– Одного меня?.. – воскликнул я: тут же осознав, как глупо и неблагодарно это прозвучало.
Египтянка усмехнулась.
– Тебе этого мало? Да, одного тебя. Идем.
И она протянула руку.
Глава 14
Артабаз должен был остаться храмовым рабом. Этот удар оказался потяжелее тех, что я получил в драке!
Я презрел свою гордость и горячо просил Анхес выручить моего слугу – хоть где-нибудь замолвить за него словечко… Он не заслужил такой участи после всего, что сделал для меня! Да что там – я отлично отдавал себе отчет, что никто из моих спутников и помощников не заслужил подобной судьбы; но человеческое сердце никогда не может быть беспристрастным, и для меня Артабаз был дороже их всех вместе взятых.
Анхес долго молчала, поджав губы, – не было ничего удивительного в том, что она терпеть не могла персов; и евнухов тоже не любила. Потом египтянка сухо произнесла:
– Чтобы выкупить тебя, я взяла деньги в долг у одного из соседей – под залог будущего урожая! Я вырвала хлеб изо рта моих детей!
Я кивнул почтительно и сочувственно – я догадывался о чем-то подобном.
– Я расплачусь с тобой при первой возможности, госпожа. И я не прошу выкупать Артабаза: я знаю, что одно твое слово может перевесить чашу весов!

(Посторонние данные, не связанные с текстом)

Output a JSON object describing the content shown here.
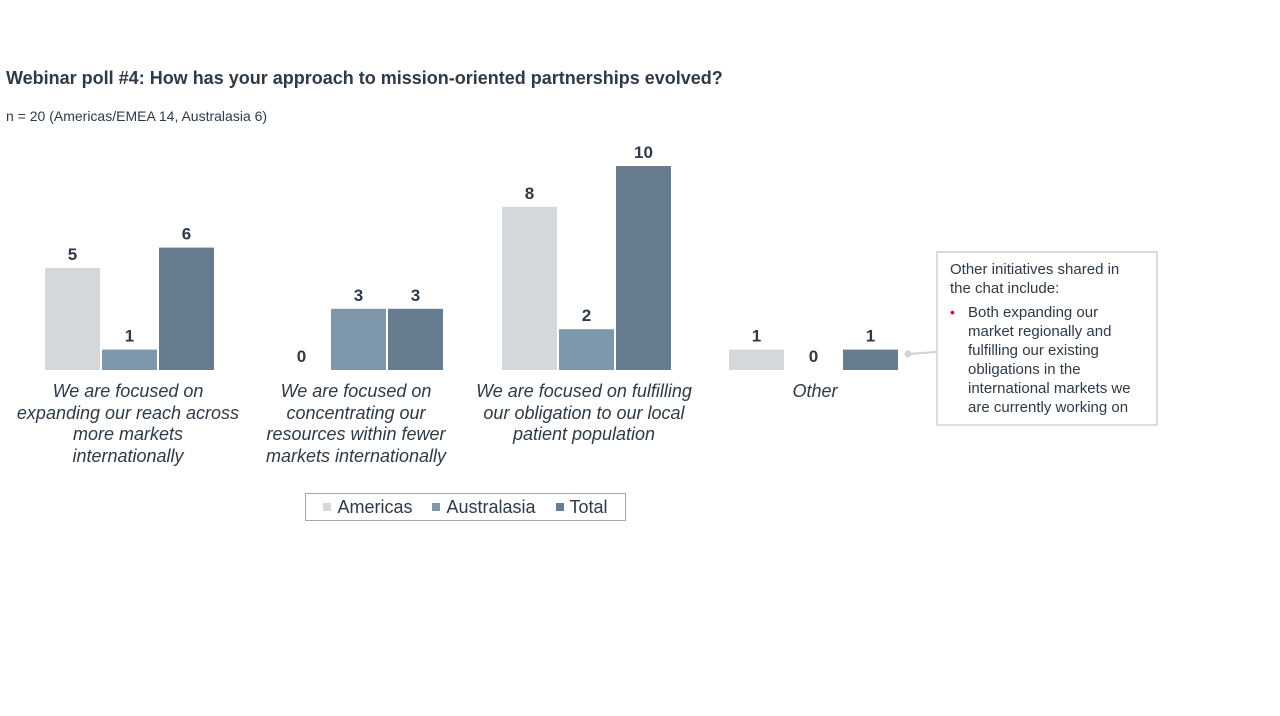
{
  "title": "Webinar poll #4: How has your approach to mission-oriented partnerships evolved?",
  "subtitle": "n = 20 (Americas/EMEA 14, Australasia 6)",
  "colors": {
    "Americas": "#d5d8da",
    "Australasia": "#7f97aa",
    "Total": "#687c90",
    "connector": "#d0d3d6"
  },
  "chart_data": {
    "type": "bar",
    "categories": [
      "We are focused on expanding our reach across more markets internationally",
      "We are focused on concentrating our resources within fewer markets internationally",
      "We are focused on fulfilling our obligation to our local patient population",
      "Other"
    ],
    "series": [
      {
        "name": "Americas",
        "values": [
          5,
          0,
          8,
          1
        ]
      },
      {
        "name": "Australasia",
        "values": [
          1,
          3,
          2,
          0
        ]
      },
      {
        "name": "Total",
        "values": [
          6,
          3,
          10,
          1
        ]
      }
    ],
    "ylim": [
      0,
      10
    ],
    "grid": false,
    "legend": "bottom-center",
    "data_labels": true
  },
  "category_label_lines": [
    [
      "We are focused on",
      "expanding our reach across",
      "more markets",
      "internationally"
    ],
    [
      "We are focused on",
      "concentrating our",
      "resources within fewer",
      "markets internationally"
    ],
    [
      "We are focused on fulfilling",
      "our obligation to our local",
      "patient population"
    ],
    [
      "Other"
    ]
  ],
  "note": {
    "heading": "Other initiatives shared in the chat include:",
    "bullets": [
      "Both expanding our market regionally and fulfilling our existing obligations in the international markets we are currently working on"
    ]
  }
}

Моя спасительница, кажется, была польщена и немного смягчилась.
– Да, кое-что я еще могу, – сказала Анхес. – Я попробую помочь твоему евнуху… если он для тебя важнее всех других!
– Важнее, – ответил я без колебаний.
Не дай боги кому-нибудь оказаться перед таким выбором – потому что решить по справедливости в подобном деле невозможно…
Артабаз пришел ко мне проститься. Он казался совершенно спокойным: хотя, конечно, был глубоко огорчен нашим расставанием.
– Мы скоро опять будем вместе, господин, – сказал перс.
– Ты в это веришь? – воскликнул я.
– Я знаю, – ответил он, улыбнувшись. – Я ожидал, что так будет. Но великодушная госпожа спасла тебя – а значит, спасла и меня, и всех остальных!
И Артабаз низко склонился перед египтянкой, стоявшей рядом со мной.
– Да будет твой путь всегда устлан розами, благороднейшая, – как твое сердце уже сияет светом истины, озаряя твою жизнь…
Я перевел слова моего слуги. И Анхес невольно улыбнулась его изысканной любезности.
– Ты красиво говоришь – хотя из моих уст этот язык никогда не прозвучит, – ответила она персу. – Но я понимаю, почему твой господин так тебя ценит.
Артабаз снова поклонился. А потом я обнял моего верного помощника и благословил: от него теперь, как раньше, пахло свежестью, и на нем были надеты новая белая юбка-схенти, египетского покроя, и сандалии из пальмовых листьев. Жрецы остались довольны его работой по хозяйству – и пока что я мог быть за него спокойным.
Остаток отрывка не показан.